Amy and Michael Ferachi, P ’21

For Michael and Amy Ferachi, parents of Harrison, SPA/BA ’21, watching their youngest son move from their home in Baton Rouge, Louisiana, to Washington, DC, was an emotional transition. Still, they knew AU would be a safe and welcoming home away from home for Harrison. “We trusted AU to mold him. We know with the university’s prestige, being an Eagle will mean something to Harrison when he graduates,” Michael said.

So much of Harrison’s formative experiences stem from AU’s location. Michael noted two big advantages to studying in DC: ready access to internships and being a part of historic events. “Harrison was working for a lobbying group and then a member of Congress on the intelligence committee,” Michael recalled. “He could go to a hearing and watch the impeachment proceedings. He was watching history being made.”

The Ferachi family has been impressed by how accessible DC is to AU students. Nestled in the Northwest corridor, AU offers a quintessential college campus within a few metro stops of the White House, Capitol Hill, and 175 embassies. Michael notes that this kind of access to decision makers and international culture is made possible by AU’s integration with DC. The metro pass provided to students makes it easy for Harrison to explore the district. Michael remarks that with the metro pass, “it’s not a problem to explore the city, whether it’s going to get coffee, visiting the Smithsonian museums, or commuting to internships.”

As members of the Parent Leadership Council (PLC) executive committee, Michael and Amy visit campus as much as they can to see Harrison and to see the faculty and staff with whom they have built relationships over the years. One of their fondest memories was moving Harrison into AU in fall 2017. “We were some of the first people on campus,” Michael remembers. “We pulled up, unloaded him, and then had the rest of the time to meet people.” That weekend they began important friendships with AU leaders such as Vice President Fanta Aw, who oversees many of the campus life opportunities that have enriched Harrison’s time at AU.

It is because of Harrison’s high-quality experience that the family continues to give back as university volunteers.
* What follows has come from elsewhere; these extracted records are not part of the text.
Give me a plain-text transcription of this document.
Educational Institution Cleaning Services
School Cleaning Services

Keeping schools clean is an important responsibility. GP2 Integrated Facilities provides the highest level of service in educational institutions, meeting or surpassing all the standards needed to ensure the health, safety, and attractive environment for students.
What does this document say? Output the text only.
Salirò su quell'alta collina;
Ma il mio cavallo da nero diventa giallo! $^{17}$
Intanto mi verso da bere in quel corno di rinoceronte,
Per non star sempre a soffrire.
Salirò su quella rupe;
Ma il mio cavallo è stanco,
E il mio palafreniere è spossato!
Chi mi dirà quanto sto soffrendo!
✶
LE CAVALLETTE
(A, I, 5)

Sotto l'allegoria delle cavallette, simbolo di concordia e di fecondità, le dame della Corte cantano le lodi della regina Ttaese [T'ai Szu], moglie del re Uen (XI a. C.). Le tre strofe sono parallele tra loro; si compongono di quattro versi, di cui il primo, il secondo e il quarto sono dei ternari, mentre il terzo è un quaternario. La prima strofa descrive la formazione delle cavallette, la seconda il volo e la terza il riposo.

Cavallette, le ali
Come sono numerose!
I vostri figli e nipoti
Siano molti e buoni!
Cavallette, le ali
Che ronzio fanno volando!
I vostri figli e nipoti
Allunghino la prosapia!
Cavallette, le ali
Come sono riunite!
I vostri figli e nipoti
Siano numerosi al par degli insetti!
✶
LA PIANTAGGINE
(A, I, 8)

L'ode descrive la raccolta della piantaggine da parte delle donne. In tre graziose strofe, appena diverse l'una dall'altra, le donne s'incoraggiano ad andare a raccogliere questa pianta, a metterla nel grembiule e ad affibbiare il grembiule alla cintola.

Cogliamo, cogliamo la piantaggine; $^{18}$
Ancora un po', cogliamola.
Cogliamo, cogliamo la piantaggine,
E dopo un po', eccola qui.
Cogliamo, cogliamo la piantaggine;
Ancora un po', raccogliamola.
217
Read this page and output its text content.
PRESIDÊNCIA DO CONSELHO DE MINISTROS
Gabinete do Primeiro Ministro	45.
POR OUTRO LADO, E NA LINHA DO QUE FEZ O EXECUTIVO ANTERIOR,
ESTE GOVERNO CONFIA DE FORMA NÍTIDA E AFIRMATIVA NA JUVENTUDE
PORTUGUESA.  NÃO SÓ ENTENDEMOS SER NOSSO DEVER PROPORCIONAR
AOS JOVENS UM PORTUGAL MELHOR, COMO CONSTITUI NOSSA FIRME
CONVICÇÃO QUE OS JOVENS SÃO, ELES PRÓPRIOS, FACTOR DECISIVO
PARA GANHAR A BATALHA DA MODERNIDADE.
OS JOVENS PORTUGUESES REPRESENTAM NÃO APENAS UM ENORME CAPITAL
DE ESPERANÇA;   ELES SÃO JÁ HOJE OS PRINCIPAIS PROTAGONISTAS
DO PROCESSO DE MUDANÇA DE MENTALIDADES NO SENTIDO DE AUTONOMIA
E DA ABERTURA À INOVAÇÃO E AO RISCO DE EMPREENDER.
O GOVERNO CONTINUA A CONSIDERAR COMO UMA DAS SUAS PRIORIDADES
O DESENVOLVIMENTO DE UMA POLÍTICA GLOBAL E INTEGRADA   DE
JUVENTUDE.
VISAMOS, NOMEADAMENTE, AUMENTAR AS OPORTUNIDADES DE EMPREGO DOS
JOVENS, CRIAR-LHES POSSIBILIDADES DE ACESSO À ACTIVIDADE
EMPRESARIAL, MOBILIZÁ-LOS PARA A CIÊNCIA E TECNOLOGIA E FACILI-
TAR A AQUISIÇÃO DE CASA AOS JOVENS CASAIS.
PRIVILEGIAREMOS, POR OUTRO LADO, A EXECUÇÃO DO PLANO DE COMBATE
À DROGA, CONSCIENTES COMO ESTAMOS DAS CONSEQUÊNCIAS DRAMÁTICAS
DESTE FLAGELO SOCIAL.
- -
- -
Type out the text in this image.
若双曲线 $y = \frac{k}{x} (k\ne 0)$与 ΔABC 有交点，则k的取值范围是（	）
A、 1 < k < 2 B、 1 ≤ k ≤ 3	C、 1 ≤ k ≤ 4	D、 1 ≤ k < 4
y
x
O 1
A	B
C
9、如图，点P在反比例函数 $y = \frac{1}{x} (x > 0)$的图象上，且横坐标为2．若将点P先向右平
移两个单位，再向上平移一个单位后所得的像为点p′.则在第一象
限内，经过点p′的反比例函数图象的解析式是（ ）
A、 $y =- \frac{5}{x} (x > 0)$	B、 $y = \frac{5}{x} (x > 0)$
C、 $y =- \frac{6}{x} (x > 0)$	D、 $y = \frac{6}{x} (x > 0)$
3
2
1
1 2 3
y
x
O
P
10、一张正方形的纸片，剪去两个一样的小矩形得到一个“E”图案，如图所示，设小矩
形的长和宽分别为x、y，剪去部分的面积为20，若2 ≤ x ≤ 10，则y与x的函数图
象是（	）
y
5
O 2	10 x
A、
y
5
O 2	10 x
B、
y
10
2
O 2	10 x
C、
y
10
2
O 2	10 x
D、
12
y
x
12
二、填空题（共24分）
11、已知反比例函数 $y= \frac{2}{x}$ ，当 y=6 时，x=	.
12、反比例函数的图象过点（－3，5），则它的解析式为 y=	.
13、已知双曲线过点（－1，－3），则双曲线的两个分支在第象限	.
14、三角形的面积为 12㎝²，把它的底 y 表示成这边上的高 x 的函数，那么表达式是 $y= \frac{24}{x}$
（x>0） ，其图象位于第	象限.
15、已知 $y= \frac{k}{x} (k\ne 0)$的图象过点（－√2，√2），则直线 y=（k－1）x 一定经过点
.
They have returned to campus to welcome incoming families during Eagle Summit orientations, and phone fellow Louisiana parents. The impetus to give back to AU extends to Harrison, who has served as an AU Ambassador with the admissions office since his first year. Michael remarks, “In the first semester of his first year, Harrison had prospective students sleeping on his floor. He loved AU so much, he was already in the process of selling it to other high school students.”

The Ferachi family suggests other AU parents stay involved with the community. Participating in regional events and connecting with other families on campus provide opportunities for parents to experience AU for themselves while allowing their students room to grow. “Support your student and support the university,” Michael says. “I view myself as an ambassador. I want AU to succeed. I want people to go to AU.” They encourage others to help by connecting with incoming families in their area, championing the university, and getting people interested in learning more and visiting campus. By staying involved, even from Baton Rouge the Ferachi family can stay connected to Harrison in his new DC home.